On Sat, Oct 29, 2022 at 05:54:44PM -0700, Nadav Amit wrote:
On Oct 29, 2022, at 5:15 PM, Mike Kravetz mike.kravetz@oracle.com wrote:
zap_page_range is a bit confusing. It appears that the passed range can span multiple vmas. Otherwise, there would be no do while loop. Yet, there is only one mmu_notifier_range_init call specifying the passed vma.
It appears all callers pass a range entirely within a single vma.
The modifications above would work for a range within a single vma. However, things would be more complicated if the range can indeed span multiple vmas. For multiple vmas, we would need to check the first and last vmas for pmd sharing.
Anyone know more about this seeming confusing behavior?
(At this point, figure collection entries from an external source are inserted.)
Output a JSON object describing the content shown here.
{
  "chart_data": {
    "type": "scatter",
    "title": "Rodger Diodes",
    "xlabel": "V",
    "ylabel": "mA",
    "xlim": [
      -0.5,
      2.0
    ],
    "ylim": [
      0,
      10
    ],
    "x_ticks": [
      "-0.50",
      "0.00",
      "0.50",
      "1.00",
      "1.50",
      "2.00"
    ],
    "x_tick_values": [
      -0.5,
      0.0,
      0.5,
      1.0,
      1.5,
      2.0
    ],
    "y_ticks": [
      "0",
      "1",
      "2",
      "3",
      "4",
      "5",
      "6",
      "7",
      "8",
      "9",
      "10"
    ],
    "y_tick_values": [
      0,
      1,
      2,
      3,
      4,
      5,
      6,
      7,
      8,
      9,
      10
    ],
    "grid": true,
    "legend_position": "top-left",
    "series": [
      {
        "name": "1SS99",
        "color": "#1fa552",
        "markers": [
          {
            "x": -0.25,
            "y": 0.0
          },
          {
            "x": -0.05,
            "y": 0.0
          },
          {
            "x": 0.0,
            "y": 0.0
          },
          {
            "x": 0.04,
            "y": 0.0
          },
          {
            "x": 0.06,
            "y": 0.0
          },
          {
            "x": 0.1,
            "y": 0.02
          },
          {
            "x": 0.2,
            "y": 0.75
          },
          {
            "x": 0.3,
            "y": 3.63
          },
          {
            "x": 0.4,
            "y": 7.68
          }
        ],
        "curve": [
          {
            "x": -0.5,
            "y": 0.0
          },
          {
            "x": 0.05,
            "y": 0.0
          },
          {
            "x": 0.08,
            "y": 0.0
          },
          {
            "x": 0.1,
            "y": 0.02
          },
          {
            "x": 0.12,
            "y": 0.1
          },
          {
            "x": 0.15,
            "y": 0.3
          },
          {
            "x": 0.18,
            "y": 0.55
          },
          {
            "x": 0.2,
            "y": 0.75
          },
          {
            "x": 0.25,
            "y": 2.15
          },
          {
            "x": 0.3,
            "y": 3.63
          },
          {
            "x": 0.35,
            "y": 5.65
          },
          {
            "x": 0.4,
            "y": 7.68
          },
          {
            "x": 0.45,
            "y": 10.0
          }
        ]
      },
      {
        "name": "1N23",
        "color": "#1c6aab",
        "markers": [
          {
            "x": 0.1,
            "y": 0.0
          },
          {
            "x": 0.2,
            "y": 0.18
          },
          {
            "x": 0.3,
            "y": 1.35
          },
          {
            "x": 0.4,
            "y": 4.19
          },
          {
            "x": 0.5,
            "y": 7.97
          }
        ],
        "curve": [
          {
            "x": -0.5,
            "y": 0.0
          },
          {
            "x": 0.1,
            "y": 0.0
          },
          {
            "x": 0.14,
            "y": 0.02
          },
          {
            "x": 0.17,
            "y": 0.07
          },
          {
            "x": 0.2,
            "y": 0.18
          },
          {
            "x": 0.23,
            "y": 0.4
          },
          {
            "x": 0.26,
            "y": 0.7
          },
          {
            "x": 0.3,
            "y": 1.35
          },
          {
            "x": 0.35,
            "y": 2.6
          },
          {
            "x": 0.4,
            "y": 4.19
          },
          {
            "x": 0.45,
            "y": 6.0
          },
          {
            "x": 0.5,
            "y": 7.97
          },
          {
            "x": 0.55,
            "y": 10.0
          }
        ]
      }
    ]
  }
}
Perhaps, range spanning multiple vmas was left over earlier code?
I don’t have personal knowledge, but I noticed that it does not make much sense, at least for MADV_DONTNEED. I tried to batch the TLB flushes across VMAs for madvise’s. [1]
The loop comes from 7e027b14d53e ("vm: simplify unmap_vmas() calling convention", 2012-05-06), where zap_page_range() was used to replace a call to unmap_vmas() because the patch wanted to eliminate the zap details pointer for unmap_vmas(), which makes sense.
I didn't check the old code, but from what I can tell (and also as Mike pointed out) I don't think zap_page_range() in the lastest code base is ever used on multi-vma at all. Otherwise the mmu notifier is already broken - see mmu_notifier_range_init() where the vma pointer is also part of the notification.
Perhaps we should just remove the loop?
Need to get to it sometime.
[1] https://lore.kernel.org/lkml/20210926161259.238054-7-namit@vmware.com/